I’d forgotten actually. Incredible, but a fact.

However, now he said he’d answer whatever he could, including the questions I posed in my ‘journal’.

And when he said that, for a second everything seemed much easier, because he’d read this book. How strange. How awful. But it did.

THE QUEST FOR THE LIBRARY

Her name is (was) Ustareth. His mother.

That was question number – let me look back and see – No. 4) or part of it. As to who she was, no one I’d know, it goes without saying.

I think I’ll answer these questions here, in the order I put them before. (He would approve of that, writing it down and then writing it out again with the solutions, in the right order. I’m not doing it because he would approve.)

Here goes.

1) Why am I here? Not because I asked to come here. He doesn’t know. He said this: ‘They sent you here to worry me, I think. I don’t – didn’t want visitors. But mostly they did it to punish you. You messed them about. So they’ve messed you about.’

2) When can I leave? No, he didn’t answer that. I didn’t ask it, in fairness. Because now there seems so much to sort out here, perhaps I have to stay a while.

3) Why did V’s mother – Ustareth – make the rooms move? Her experiment. To see if she could. To have fun. To stop herself being bored.

4) Who was she – answered. Or as much as I can, so far.

5) Why did she go and where? He’d said because she was fed up with it all. Into the jungle, so presumably through the jungle and off somewhere else? But he looked very odd over this one, which is reasonable. Didn’t press it.
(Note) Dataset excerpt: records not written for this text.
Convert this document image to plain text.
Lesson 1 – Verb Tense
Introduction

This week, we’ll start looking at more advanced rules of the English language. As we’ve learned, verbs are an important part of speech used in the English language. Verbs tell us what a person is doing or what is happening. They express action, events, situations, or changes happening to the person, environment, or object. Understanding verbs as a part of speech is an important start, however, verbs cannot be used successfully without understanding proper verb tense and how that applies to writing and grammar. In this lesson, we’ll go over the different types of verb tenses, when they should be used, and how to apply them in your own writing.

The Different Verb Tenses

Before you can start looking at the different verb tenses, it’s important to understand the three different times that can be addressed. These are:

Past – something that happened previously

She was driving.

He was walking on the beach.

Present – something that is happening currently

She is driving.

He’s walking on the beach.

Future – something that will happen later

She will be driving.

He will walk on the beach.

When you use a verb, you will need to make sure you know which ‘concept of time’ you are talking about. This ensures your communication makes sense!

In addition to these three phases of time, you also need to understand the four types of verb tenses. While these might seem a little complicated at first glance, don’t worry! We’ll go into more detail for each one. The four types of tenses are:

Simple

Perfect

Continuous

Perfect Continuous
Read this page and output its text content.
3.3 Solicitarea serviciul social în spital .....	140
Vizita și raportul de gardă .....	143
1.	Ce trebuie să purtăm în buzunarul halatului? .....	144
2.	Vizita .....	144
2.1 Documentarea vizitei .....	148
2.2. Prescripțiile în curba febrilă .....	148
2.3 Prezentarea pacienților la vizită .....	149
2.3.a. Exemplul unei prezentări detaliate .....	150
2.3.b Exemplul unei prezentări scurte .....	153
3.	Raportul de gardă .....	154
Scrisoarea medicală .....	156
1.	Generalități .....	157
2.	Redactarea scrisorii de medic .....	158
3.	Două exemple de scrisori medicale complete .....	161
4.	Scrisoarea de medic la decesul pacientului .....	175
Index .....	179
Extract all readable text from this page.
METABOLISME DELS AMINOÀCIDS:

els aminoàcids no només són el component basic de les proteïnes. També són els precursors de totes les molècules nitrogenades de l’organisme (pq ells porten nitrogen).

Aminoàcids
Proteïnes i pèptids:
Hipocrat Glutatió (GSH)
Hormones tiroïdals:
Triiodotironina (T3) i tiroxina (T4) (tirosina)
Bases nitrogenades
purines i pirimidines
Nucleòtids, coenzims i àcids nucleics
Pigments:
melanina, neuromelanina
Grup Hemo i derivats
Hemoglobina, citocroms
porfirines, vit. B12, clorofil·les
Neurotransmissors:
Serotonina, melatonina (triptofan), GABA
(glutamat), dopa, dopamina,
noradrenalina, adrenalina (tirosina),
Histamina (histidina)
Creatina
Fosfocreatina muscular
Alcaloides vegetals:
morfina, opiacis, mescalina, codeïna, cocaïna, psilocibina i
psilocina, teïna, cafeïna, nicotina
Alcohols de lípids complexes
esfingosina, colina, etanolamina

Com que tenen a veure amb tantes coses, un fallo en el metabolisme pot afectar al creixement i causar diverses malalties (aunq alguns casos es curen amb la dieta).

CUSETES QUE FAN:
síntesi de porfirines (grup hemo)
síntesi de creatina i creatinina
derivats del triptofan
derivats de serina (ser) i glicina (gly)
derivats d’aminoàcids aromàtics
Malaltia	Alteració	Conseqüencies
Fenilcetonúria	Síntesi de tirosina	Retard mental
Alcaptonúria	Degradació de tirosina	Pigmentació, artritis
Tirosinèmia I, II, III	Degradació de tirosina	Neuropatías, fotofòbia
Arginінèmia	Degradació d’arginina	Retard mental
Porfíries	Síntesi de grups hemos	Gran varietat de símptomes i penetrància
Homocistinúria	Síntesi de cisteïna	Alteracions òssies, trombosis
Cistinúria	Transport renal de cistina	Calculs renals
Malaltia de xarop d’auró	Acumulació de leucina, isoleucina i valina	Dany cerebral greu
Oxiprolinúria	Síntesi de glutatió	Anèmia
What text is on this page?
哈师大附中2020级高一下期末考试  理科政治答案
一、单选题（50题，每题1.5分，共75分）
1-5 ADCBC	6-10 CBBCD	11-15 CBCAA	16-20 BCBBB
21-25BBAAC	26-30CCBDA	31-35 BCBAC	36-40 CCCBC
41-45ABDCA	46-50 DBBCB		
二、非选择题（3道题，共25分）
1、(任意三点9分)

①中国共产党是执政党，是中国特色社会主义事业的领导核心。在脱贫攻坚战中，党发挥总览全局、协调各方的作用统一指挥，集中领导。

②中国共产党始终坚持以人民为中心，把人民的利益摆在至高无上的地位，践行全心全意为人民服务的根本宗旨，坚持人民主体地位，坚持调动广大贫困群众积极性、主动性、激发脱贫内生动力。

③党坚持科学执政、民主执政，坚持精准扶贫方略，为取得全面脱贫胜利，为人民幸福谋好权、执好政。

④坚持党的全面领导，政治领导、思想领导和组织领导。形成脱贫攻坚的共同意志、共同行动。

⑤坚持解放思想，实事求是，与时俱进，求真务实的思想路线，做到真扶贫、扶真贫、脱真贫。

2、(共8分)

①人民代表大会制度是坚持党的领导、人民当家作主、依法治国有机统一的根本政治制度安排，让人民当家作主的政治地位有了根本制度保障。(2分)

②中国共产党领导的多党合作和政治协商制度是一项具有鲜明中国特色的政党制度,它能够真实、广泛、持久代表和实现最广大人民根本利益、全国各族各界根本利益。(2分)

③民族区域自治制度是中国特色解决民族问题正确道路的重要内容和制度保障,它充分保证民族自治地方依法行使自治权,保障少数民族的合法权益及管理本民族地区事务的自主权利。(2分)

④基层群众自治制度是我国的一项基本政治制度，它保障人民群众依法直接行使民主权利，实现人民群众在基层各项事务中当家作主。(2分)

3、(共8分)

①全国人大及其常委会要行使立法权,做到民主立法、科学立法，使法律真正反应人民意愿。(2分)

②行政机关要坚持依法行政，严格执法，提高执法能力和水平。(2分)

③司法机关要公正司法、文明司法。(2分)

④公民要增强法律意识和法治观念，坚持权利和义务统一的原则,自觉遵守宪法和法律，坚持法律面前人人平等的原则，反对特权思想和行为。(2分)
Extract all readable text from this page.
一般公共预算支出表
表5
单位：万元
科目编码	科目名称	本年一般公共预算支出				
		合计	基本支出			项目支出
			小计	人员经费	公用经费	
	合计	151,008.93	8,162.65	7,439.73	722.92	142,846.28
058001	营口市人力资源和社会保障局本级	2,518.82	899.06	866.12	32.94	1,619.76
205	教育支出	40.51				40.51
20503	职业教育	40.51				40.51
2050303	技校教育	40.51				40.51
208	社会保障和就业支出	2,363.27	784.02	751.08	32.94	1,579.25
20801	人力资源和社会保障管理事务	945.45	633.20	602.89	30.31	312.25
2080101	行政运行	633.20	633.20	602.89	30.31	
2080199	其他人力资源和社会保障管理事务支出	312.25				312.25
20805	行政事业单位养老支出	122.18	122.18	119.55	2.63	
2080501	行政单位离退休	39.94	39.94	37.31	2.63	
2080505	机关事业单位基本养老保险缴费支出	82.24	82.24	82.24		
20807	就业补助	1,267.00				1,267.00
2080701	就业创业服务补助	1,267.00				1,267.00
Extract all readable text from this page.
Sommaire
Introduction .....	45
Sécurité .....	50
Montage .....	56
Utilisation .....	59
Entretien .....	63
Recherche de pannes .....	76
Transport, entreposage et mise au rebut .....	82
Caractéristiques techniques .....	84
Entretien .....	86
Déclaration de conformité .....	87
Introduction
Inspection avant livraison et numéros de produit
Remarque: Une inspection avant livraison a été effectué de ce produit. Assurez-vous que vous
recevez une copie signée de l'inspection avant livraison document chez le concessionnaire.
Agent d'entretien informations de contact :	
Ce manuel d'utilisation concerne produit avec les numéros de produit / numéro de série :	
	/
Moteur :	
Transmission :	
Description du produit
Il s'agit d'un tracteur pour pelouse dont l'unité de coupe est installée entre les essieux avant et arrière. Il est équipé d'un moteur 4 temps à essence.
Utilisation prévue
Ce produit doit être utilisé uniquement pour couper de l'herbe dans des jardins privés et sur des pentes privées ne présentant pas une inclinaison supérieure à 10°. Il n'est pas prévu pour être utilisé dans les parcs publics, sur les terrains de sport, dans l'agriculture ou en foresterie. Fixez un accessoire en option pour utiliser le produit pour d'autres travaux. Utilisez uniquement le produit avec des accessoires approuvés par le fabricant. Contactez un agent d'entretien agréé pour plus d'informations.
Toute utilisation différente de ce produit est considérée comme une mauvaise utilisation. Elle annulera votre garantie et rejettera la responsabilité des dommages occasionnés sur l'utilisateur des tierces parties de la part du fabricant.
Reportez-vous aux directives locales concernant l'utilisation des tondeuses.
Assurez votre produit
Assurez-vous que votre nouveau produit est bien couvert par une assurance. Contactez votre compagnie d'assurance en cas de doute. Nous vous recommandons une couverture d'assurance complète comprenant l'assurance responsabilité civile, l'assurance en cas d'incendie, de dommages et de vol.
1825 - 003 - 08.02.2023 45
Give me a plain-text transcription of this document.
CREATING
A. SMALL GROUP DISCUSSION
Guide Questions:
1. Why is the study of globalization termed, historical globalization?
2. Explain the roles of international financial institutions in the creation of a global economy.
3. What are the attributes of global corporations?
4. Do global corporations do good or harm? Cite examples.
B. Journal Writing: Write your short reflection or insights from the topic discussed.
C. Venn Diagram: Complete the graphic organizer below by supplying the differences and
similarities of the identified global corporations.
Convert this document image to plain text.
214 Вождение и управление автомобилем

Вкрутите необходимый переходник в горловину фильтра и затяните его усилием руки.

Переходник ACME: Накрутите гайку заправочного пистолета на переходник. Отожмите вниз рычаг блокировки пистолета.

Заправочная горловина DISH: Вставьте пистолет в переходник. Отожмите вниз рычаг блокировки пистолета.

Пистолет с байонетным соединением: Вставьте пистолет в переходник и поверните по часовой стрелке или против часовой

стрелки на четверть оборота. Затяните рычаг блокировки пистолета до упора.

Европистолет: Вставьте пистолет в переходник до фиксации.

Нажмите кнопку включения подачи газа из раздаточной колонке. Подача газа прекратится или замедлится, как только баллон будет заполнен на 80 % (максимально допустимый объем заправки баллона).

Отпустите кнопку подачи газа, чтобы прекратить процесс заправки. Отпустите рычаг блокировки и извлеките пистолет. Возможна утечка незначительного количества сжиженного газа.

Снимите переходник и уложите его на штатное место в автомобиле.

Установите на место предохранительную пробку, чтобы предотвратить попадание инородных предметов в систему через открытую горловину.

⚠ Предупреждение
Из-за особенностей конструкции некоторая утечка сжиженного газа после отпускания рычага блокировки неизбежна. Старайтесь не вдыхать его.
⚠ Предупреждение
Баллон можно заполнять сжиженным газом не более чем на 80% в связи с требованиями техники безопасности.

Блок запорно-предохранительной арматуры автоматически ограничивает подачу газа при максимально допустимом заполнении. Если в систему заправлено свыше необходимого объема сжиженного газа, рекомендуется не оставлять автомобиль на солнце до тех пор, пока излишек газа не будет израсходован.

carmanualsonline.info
6) and 7) The hard light in the lamps – yes, the waterfall creates the power for this, as it does for some of the clockwork, and for certain other things … we didn’t somehow quite sort out if this included the food. But it turns out Jotto doesn’t always cook, he simply has to go and collect it –? Then he arranges it and brings it. I’ll have to go through this one again, I didn’t follow it really. Oh, and the waterfall power thing is something about hydro-something. No, I didn’t understand that at all, though Venn went over it two or three times. It works though.

8) Talking to Venn. I am.

9) That question about the furballs. (V says what the Gardener shouts at the monkeys means ‘May your fur turn to iron’.) (Fine.)

We talked a very long time before I went off exhaustedly to sleep.

The worrying thing is, because he read this book, or some of it (most of it I suspect) he partly knows me.

But I don’t know him.

And yet – I almost feel I do – also because he read this. And that I can’t explain to myself.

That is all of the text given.